Run tesseract with the tesserocr bindings with @OCR-D's interfaces
MIT License
39 stars 11 forks source link

[WIP] Add deskewing per tesseract #34

Closed wrznr closed 5 years ago

wrznr commented 5 years ago

With the help of OSD, tesseract determines the skew angle for images. The wrapper applies this to pages and regions. It is not clear yet how to save the estimated skew angle in PAGE XML. Cf. https://github.com/PRImA-Research-Lab/PAGE-XML/issues/9

wrznr commented 5 years ago

@bertsky This means: If I iterate over the blocks and determine their skew, the first block will yield an identical value? I will check this. If it tuns out to be the case, I will restrict the operation on blocks, okay?

bertsky commented 5 years ago

@wrznr Yes exactly, that what I would expect.
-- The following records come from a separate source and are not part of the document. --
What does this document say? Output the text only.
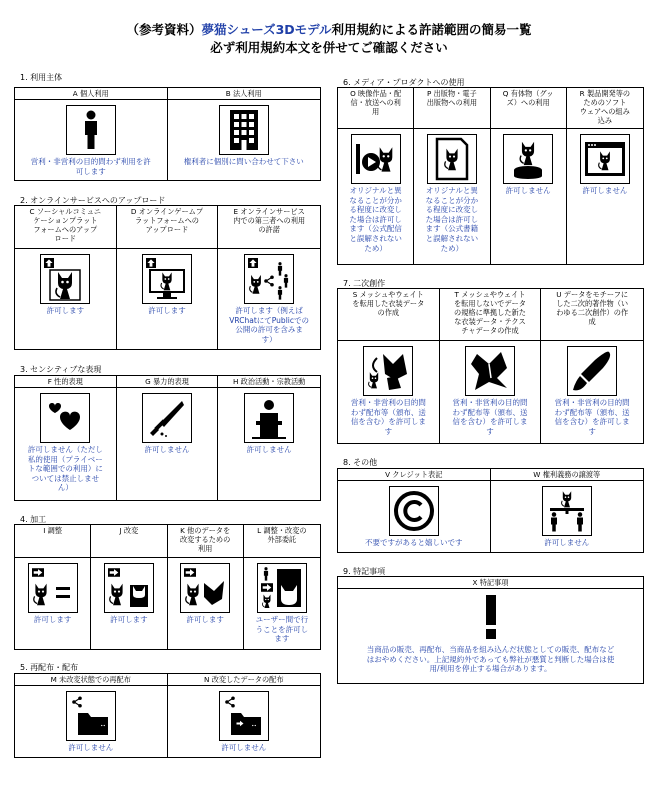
（参考資料）夢猫シューズ3Dモデル利用規約による許諾範囲の簡易一覧
必ず利用規約本文を併せてご確認ください
1. 利用主体
A 個人利用
営利・非営利の目的問わず利用を許
可します
B 法人利用
権利者に個別に問い合わせて下さい
2. オンラインサービスへのアップロード
C ソーシャルコミュニ
ケーションプラット
フォームへのアップ
ロード
許可します
D オンラインゲームプ
ラットフォームへの
アップロード
許可します
E オンラインサービス
内での第三者への利用
の許諾
許可します（例えば
VRChatにてPublicでの
公開の許可を含みま
す）
3. センシティブな表現
F 性的表現
許可しません（ただし
私的使用（プライベー
トな範囲での利用）に
ついては禁止しませ
ん）
G 暴力的表現
許可しません
H 政治活動・宗教活動
許可しません
4. 加工
I 調整
許可します
J 改変
許可します
K 他のデータを
改変するための
利用
許可します
L 調整・改変の
外部委託
ユーザー間で行
うことを許可し
ます
5. 再配布・配布
M 未改変状態での再配布
許可しません
N 改変したデータの配布
許可しません
6. メディア・プロダクトへの使用
O 映像作品・配
信・放送への利
用
オリジナルと異
なることが分か
る程度に改変し
た場合は許可し
ます（公式配信
と誤解されない
ため）
P 出版物・電子
出版物への利用
オリジナルと異
なることが分か
る程度に改変し
た場合は許可し
ます（公式書籍
と誤解されない
ため）
Q 有体物（グッ
ズ）への利用
許可しません
R 製品開発等の
ためのソフト
ウェアへの組み
込み
許可しません
7. 二次創作
S メッシュやウェイト
を転用した衣装データ
の作成
営利・非営利の目的問
わず配布等（頒布、送
信を含む）を許可しま
す
T メッシュやウェイト
を転用しないでデータ
の規格に準拠した新た
な衣装データ・テクス
チャデータの作成
営利・非営利の目的問
わず配布等（頒布、送
信を含む）を許可しま
す
U データをモチーフに
した二次的著作物（い
わゆる二次創作）の作
成
営利・非営利の目的問
わず配布等（頒布、送
信を含む）を許可しま
す
8. その他
V クレジット表記
不要ですがあると嬉しいです
W 権利義務の譲渡等
許可しません
9. 特記事項
X 特記事項
当商品の販売、再配布、当商品を組み込んだ状態としての販売、配布など
はおやめください。上記規約外であっても弊社が悪質と判断した場合は使
用/利用を停止する場合があります。
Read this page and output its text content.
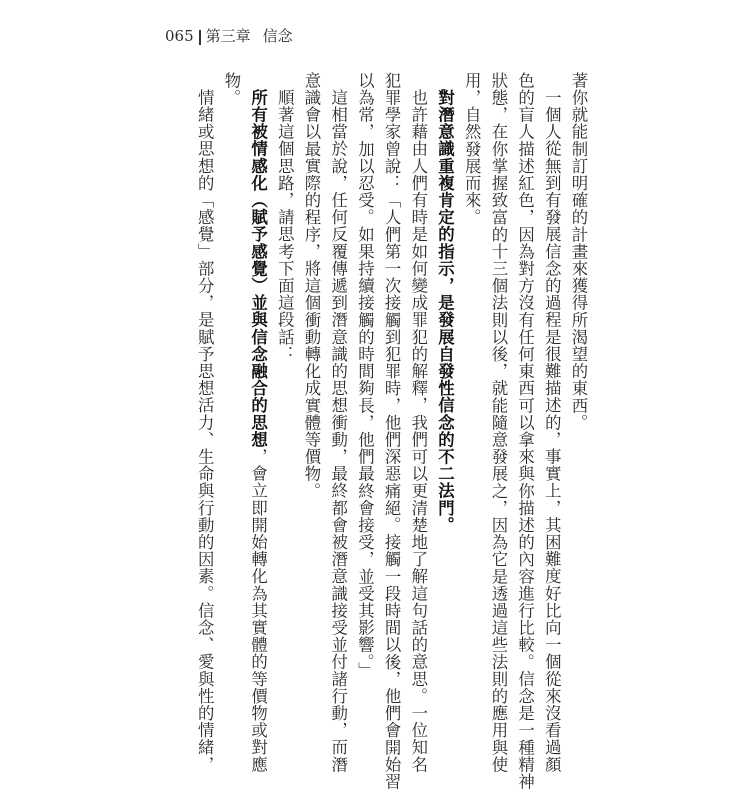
065 第三章 信念
著你就能制訂明確的計畫來獲得所渴望的東西。
一個人從無到有發展信念的過程是很難描述的，事實上，其困難度好比向一個從來沒看過顏
色的盲人描述紅色，因為對方沒有任何東西可以拿來與你描述的內容進行比較。信念是一種精神
狀態，在你掌握致富的十三個法則以後，就能隨意發展之，因為它是透過這些法則的應用與使
用，自然發展而來。
對潛意識重複肯定的指示，是發展自發性信念的不二法門。
也許藉由人們有時是如何變成罪犯的解釋，我們可以更清楚地了解這句話的意思。一位知名
犯罪學家曾說：「人們第一次接觸到犯罪時，他們深惡痛絕。接觸一段時間以後，他們會開始習
以為常，加以忍受。如果持續接觸的時間夠長，他們最終會接受，並受其影響。」
這相當於說，任何反覆傳遞到潛意識的思想衝動，最終都會被潛意識接受並付諸行動，而潛
意識會以最實際的程序，將這個衝動轉化成實體等價物。
順著這個思路，請思考下面這段話：
所有被情感化（賦予感覺）並與信念融合的思想，會立即開始轉化為其實體的等價物或對應
物。
情緒或思想的「感覺」部分，是賦予思想活力、生命與行動的因素。信念、愛與性的情緒，
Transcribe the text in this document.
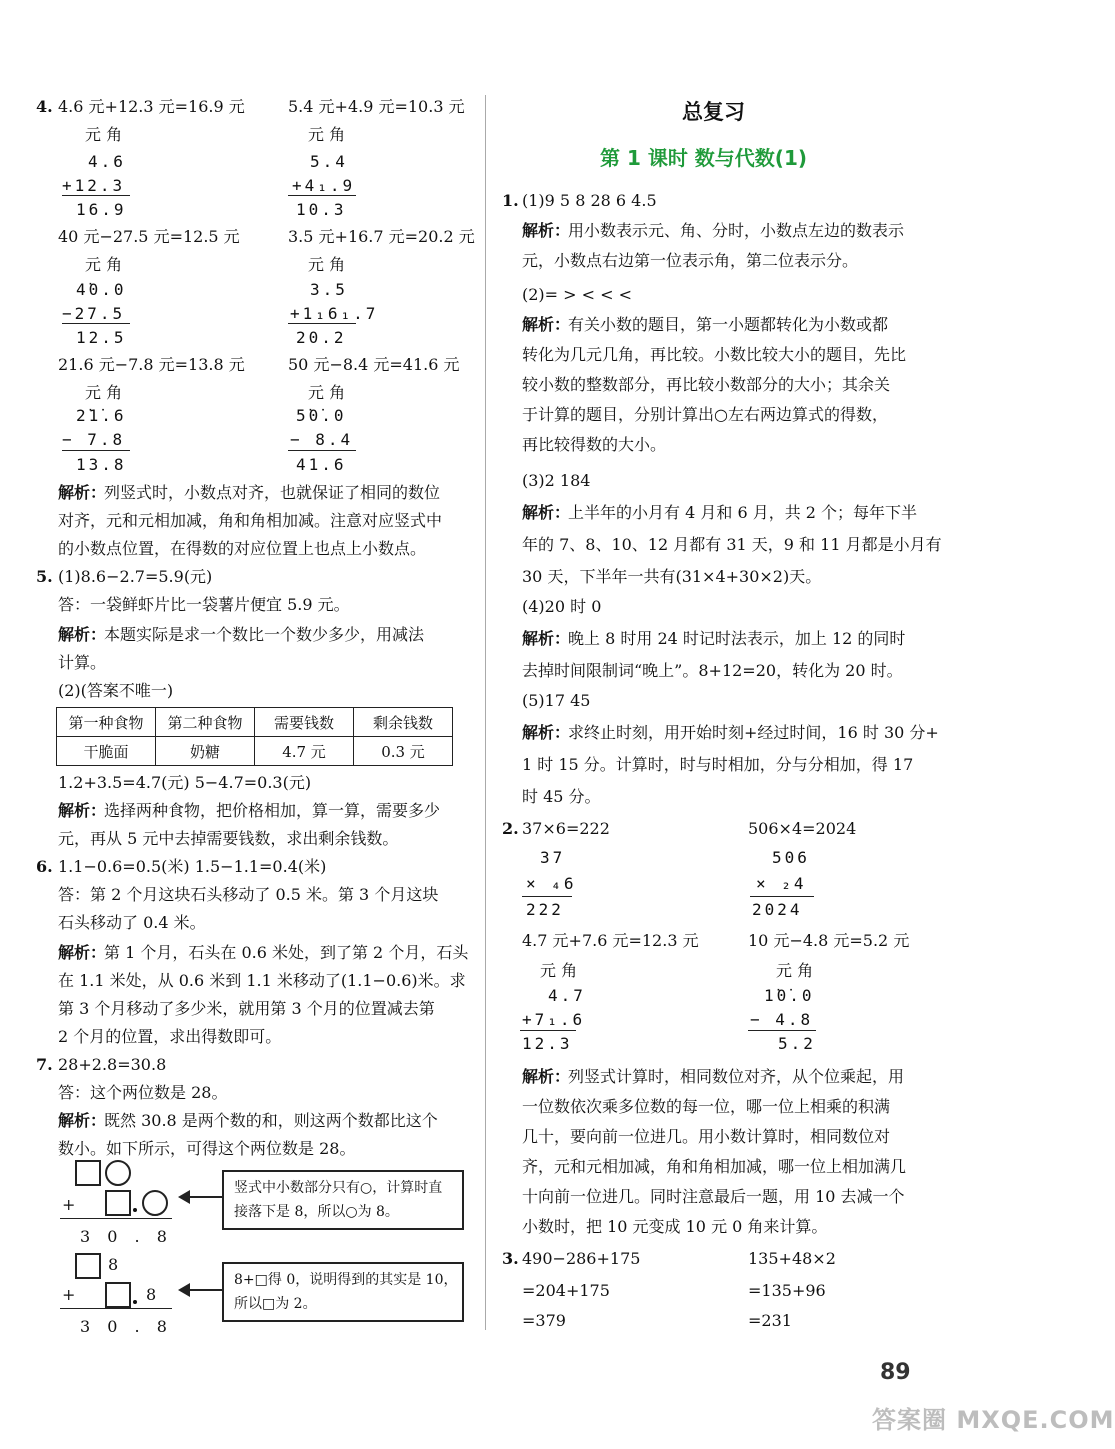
4. 4.6 元+12.3 元=16.9 元	5.4 元+4.9 元=10.3 元
元 角
4.6
+12.3
16.9
元 角
5.4
+4₁.9
10.3
40 元−27.5 元=12.5 元	3.5 元+16.7 元=20.2 元
元 角
4̇0.0
−27.5
12.5
元 角
3.5
+1₁6₁.7
20.2
21.6 元−7.8 元=13.8 元	50 元−8.4 元=41.6 元
元 角
2̇1̇.6
− 7.8
13.8
元 角
5̇0̇.0
− 8.4
41.6
解析：
列竖式时，小数点对齐，也就保证了相同的数位
对齐，元和元相加减，角和角相加减。注意对应竖式中
的小数点位置，在得数的对应位置上也点上小数点。
5. (1)8.6−2.7=5.9(元)
答：一袋鲜虾片比一袋薯片便宜 5.9 元。
解析：
本题实际是求一个数比一个数少多少，用减法
计算。
(2)(答案不唯一)
第一种食物	第二种食物	需要钱数	剩余钱数
干脆面	奶糖	4.7 元	0.3 元
1.2+3.5=4.7(元) 5−4.7=0.3(元)
解析：
选择两种食物，把价格相加，算一算，需要多少
元，再从 5 元中去掉需要钱数，求出剩余钱数。
6. 1.1−0.6=0.5(米) 1.5−1.1=0.4(米)
答：第 2 个月这块石头移动了 0.5 米。第 3 个月这块
石头移动了 0.4 米。
解析：
第 1 个月，石头在 0.6 米处，到了第 2 个月，石头
在 1.1 米处，从 0.6 米到 1.1 米移动了(1.1−0.6)米。求
第 3 个月移动了多少米，就用第 3 个月的位置减去第
2 个月的位置，求出得数即可。
7. 28+2.8=30.8
答：这个两位数是 28。
解析：
既然 30.8 是两个数的和，则这两个数都比这个
数小。如下所示，可得这个两位数是 28。
+
3 0 . 8
竖式中小数部分只有○，计算时直
接落下是 8，所以○为 8。
8
+	8
3 0 . 8
8+□得 0，说明得到的其实是 10，
所以□为 2。
总复习
第 1 课时 数与代数(1)
1. (1)9 5 8 28 6 4.5
解析：
用小数表示元、角、分时，小数点左边的数表示
元，小数点右边第一位表示角，第二位表示分。
(2)= > < < <
解析：
有关小数的题目，第一小题都转化为小数或都
转化为几元几角，再比较。小数比较大小的题目，先比
较小数的整数部分，再比较小数部分的大小；其余关
于计算的题目，分别计算出○左右两边算式的得数，
再比较得数的大小。
(3)2 184
解析：
上半年的小月有 4 月和 6 月，共 2 个；每年下半
年的 7、8、10、12 月都有 31 天，9 和 11 月都是小月有
30 天，下半年一共有(31×4+30×2)天。
(4)20 时 0
解析：
晚上 8 时用 24 时记时法表示，加上 12 的同时
去掉时间限制词“晚上”。8+12=20，转化为 20 时。
(5)17 45
解析：
求终止时刻，用开始时刻+经过时间，16 时 30 分+
1 时 15 分。计算时，时与时相加，分与分相加，得 17
时 45 分。
2. 37×6=222	506×4=2024
37
× ₄6
222
506
× ₂4
2024
4.7 元+7.6 元=12.3 元	10 元−4.8 元=5.2 元
元 角
4.7
+7₁.6
12.3
元 角
1̇0̇.0
− 4.8
5.2
解析：
列竖式计算时，相同数位对齐，从个位乘起，用
一位数依次乘多位数的每一位，哪一位上相乘的积满
几十，要向前一位进几。用小数计算时，相同数位对
齐，元和元相加减，角和角相加减，哪一位上相加满几
十向前一位进几。同时注意最后一题，用 10 去减一个
小数时，把 10 元变成 10 元 0 角来计算。
3. 490−286+175
=204+175
=379
135+48×2
=135+96
=231
89
答案圈 MXQE.COM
Yes, RIL.BLOCK should be good (via simple for loop on iterate_level or using Next and IsAtFinalElement, as in recognize.py).

wrznr commented 5 years ago

_process_regions is already there!

bertsky commented 5 years ago

_process_regions is already there!

Right, this may work, too. (I still had on my mind what the API suggests: using the blocks from its PageIterator, not from an external layout analysis. We had a similar situation with text recognition BTW: results may be worse if the engine does not get to see the kinds of layout it was trained on. Maybe one should try to compare both modes empirically, just to be sure how robust this is?)

wrznr commented 5 years ago

@bertsky Is it necessary to update this PR or do your forthcoming additions to ocrd_tesserocr contain this proposed functionalities?

bertsky commented 5 years ago

@wrznr I started out independently, but I could of course rebase on this PR and either add or squash and force-push. It keeps making more sense by the minute :-)

bertsky commented 5 years ago

Sorry, I rebased this on the current master, but was not subsequently allowed to force-push here. So I started a new PR instead (#48), which supersedes this one.